Ese estado de placer que nos embriaga en situaciones concretas es la felicidad. Todos quieren alcanzarla, saber cual es el secreto para conseguirla y experimentarla el máximo tiempo posible. Si pudiésemos, los seres humanos intentaríamos estar felices todo el tiempo, pero esto no es más que una idealización sin fundamento ni base en la realidad. La felicidad no es un estado emocional concreto, es una forma de vida.

La felicidad no se encuentra, se construye

La felicidad no hay que buscarla porque no existe en ningún lugar que implique búsqueda. Es decir, no está ahí afuera como muchas veces nos hacen creer. De alguna forma, la sociedad en la que nos ha tocado vivir, nos ha desvirtuado la brújula que nos lleva a la felicidad. Por lo que, en lugar de apuntar hacia afuera, como nos quieren hacer creer, la felicidad está dentro. La ‘felicidad’ externa solo son momentos placenteros fugaces.
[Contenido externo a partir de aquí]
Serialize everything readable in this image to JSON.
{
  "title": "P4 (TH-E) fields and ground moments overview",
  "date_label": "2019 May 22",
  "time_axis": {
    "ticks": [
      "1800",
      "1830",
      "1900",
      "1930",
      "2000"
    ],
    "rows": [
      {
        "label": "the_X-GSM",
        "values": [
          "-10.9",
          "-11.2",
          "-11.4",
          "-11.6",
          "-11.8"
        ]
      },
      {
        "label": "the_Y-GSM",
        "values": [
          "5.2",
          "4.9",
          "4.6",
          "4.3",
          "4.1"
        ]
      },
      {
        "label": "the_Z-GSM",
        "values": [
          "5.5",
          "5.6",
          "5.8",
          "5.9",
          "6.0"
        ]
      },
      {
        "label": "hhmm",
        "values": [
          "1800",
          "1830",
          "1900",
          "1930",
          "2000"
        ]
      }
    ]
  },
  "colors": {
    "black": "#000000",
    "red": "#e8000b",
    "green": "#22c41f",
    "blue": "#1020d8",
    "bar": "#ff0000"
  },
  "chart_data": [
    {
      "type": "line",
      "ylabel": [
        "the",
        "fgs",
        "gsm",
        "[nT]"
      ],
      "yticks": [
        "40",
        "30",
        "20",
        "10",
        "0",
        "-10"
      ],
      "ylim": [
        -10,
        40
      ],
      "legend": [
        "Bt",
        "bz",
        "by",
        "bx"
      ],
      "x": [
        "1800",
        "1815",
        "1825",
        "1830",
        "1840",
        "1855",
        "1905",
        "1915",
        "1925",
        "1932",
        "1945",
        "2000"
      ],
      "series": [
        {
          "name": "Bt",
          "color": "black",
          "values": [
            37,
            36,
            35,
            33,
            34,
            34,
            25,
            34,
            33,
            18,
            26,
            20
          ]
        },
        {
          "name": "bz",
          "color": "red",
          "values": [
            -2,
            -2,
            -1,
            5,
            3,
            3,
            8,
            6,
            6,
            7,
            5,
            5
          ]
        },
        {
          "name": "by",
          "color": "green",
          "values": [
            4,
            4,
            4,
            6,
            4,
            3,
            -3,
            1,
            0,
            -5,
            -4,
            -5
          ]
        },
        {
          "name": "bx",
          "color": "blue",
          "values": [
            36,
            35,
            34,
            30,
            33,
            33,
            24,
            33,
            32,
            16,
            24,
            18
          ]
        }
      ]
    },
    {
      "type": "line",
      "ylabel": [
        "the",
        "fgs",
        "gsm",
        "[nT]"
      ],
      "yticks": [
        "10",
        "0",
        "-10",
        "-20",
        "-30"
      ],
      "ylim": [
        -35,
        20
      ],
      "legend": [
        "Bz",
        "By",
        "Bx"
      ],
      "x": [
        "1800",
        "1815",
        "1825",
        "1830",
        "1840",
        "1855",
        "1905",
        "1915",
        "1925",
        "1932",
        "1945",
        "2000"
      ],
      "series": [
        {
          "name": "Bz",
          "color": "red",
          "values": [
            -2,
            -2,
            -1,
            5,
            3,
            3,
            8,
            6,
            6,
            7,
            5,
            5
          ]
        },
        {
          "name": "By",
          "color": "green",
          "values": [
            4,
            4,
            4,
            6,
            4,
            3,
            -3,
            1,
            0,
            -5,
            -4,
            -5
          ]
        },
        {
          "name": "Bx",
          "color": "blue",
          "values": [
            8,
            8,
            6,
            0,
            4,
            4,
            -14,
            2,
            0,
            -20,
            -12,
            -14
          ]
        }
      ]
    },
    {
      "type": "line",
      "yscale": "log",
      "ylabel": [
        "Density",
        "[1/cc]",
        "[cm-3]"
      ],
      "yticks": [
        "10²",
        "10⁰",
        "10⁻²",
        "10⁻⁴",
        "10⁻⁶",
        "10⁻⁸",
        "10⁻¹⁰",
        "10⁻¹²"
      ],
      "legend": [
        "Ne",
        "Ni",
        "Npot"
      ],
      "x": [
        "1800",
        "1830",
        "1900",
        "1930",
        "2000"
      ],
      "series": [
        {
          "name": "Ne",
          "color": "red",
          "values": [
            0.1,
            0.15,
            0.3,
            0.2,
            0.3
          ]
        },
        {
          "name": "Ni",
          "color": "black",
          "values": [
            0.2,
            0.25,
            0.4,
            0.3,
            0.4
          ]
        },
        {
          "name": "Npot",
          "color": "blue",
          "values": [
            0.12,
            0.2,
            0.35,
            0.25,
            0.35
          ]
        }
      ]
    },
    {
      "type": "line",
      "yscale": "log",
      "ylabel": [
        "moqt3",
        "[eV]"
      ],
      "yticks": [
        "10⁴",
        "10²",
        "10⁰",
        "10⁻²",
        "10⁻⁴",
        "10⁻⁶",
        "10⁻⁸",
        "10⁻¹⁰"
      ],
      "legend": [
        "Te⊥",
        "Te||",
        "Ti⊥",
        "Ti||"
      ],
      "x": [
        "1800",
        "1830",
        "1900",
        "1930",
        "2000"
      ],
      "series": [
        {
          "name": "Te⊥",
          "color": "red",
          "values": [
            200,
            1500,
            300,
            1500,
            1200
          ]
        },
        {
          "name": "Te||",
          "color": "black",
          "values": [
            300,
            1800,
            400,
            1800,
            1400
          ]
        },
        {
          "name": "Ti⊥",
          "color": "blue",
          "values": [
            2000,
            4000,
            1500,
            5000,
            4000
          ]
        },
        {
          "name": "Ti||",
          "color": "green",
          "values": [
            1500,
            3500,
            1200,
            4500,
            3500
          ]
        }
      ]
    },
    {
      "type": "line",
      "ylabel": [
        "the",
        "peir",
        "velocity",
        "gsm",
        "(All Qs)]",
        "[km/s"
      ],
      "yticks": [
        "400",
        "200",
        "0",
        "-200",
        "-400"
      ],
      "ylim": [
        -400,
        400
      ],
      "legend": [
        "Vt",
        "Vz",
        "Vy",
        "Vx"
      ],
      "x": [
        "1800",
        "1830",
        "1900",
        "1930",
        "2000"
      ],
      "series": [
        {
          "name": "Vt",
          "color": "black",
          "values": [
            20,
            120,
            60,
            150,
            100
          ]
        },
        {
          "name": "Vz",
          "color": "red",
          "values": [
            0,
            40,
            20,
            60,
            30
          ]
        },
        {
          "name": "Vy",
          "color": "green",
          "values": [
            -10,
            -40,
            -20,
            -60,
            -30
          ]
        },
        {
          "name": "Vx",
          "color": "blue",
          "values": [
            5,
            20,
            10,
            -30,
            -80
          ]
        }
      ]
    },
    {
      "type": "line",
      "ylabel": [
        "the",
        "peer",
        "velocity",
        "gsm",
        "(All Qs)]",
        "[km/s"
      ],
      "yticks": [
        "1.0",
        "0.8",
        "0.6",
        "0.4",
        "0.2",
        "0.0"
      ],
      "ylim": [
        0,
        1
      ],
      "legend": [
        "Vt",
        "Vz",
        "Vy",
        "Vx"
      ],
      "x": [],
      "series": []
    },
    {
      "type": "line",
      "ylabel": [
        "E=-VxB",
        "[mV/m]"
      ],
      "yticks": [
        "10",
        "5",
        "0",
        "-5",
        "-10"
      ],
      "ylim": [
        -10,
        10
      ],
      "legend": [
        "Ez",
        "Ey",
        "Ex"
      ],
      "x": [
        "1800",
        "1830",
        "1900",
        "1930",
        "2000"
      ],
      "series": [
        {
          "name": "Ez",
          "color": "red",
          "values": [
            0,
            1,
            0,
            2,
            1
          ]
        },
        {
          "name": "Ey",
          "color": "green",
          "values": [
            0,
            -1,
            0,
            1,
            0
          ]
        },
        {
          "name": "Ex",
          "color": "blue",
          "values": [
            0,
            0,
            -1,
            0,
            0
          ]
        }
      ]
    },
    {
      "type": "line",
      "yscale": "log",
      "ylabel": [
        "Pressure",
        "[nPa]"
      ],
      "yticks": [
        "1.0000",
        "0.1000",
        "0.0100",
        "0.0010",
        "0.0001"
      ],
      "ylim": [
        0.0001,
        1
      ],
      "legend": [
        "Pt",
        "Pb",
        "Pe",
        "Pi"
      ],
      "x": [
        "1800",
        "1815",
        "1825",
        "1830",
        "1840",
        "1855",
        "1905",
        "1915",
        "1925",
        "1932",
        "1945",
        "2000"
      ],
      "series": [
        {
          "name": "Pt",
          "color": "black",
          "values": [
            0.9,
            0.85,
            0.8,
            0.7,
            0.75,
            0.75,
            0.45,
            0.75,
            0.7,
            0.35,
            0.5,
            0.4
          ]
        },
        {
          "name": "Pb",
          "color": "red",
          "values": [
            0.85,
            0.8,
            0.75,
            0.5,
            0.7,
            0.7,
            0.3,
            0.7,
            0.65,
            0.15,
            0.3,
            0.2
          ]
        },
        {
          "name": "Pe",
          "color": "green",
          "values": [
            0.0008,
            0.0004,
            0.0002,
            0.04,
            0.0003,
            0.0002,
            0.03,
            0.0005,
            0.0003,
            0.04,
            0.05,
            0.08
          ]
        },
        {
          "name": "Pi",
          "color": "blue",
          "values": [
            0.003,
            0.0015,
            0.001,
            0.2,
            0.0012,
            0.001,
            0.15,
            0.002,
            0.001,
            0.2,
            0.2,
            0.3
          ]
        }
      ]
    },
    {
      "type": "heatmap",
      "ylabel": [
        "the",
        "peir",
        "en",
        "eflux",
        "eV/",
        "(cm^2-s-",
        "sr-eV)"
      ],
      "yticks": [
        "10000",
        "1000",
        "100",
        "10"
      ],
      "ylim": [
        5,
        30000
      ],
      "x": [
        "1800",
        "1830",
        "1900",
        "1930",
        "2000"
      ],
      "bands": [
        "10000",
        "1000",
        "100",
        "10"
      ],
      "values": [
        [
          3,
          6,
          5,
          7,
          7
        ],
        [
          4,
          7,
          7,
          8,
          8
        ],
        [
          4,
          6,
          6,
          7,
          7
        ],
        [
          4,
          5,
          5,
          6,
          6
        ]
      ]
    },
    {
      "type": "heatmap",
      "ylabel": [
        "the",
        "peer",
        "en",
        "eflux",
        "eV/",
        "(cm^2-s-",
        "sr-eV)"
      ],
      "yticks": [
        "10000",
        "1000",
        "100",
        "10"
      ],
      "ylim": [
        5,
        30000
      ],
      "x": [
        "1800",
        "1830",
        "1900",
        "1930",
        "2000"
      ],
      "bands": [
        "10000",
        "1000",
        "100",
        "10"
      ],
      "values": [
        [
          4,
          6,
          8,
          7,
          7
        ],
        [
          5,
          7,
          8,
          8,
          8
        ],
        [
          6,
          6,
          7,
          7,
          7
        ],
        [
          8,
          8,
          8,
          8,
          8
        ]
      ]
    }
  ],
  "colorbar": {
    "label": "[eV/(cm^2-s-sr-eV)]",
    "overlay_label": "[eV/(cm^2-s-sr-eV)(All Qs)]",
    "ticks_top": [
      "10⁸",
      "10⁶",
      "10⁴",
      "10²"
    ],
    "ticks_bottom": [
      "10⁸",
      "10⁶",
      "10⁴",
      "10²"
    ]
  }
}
El primer paso que necesitas dar para sentir más felicidad es precisamente no buscar esa felicidad. Cuando nos exigimos a nosotros mismos que “debemos ser felices” y no conseguimos serlo, nos frustramos y la frustración no es precisamente sinónimo de felicidad. Además, obsesionarnos con ser felices nos llena de ansiedad y desesperación y acaba convirtiéndose en una lucha.

Todo lo que pensamos que necesitamos que se sale de todo esto y provoca el que seamos más infelices. Esto no quiere decir que también encontremos placer en ello, pero han de ser solo deseos, no necesidades. El creer que lo tenemos que tener, cueste lo que cueste, nos pone ansiosos y si lo conseguimos y finalmente lo perdemos, ya que todo en esta vida es efímero, nos deprimimos.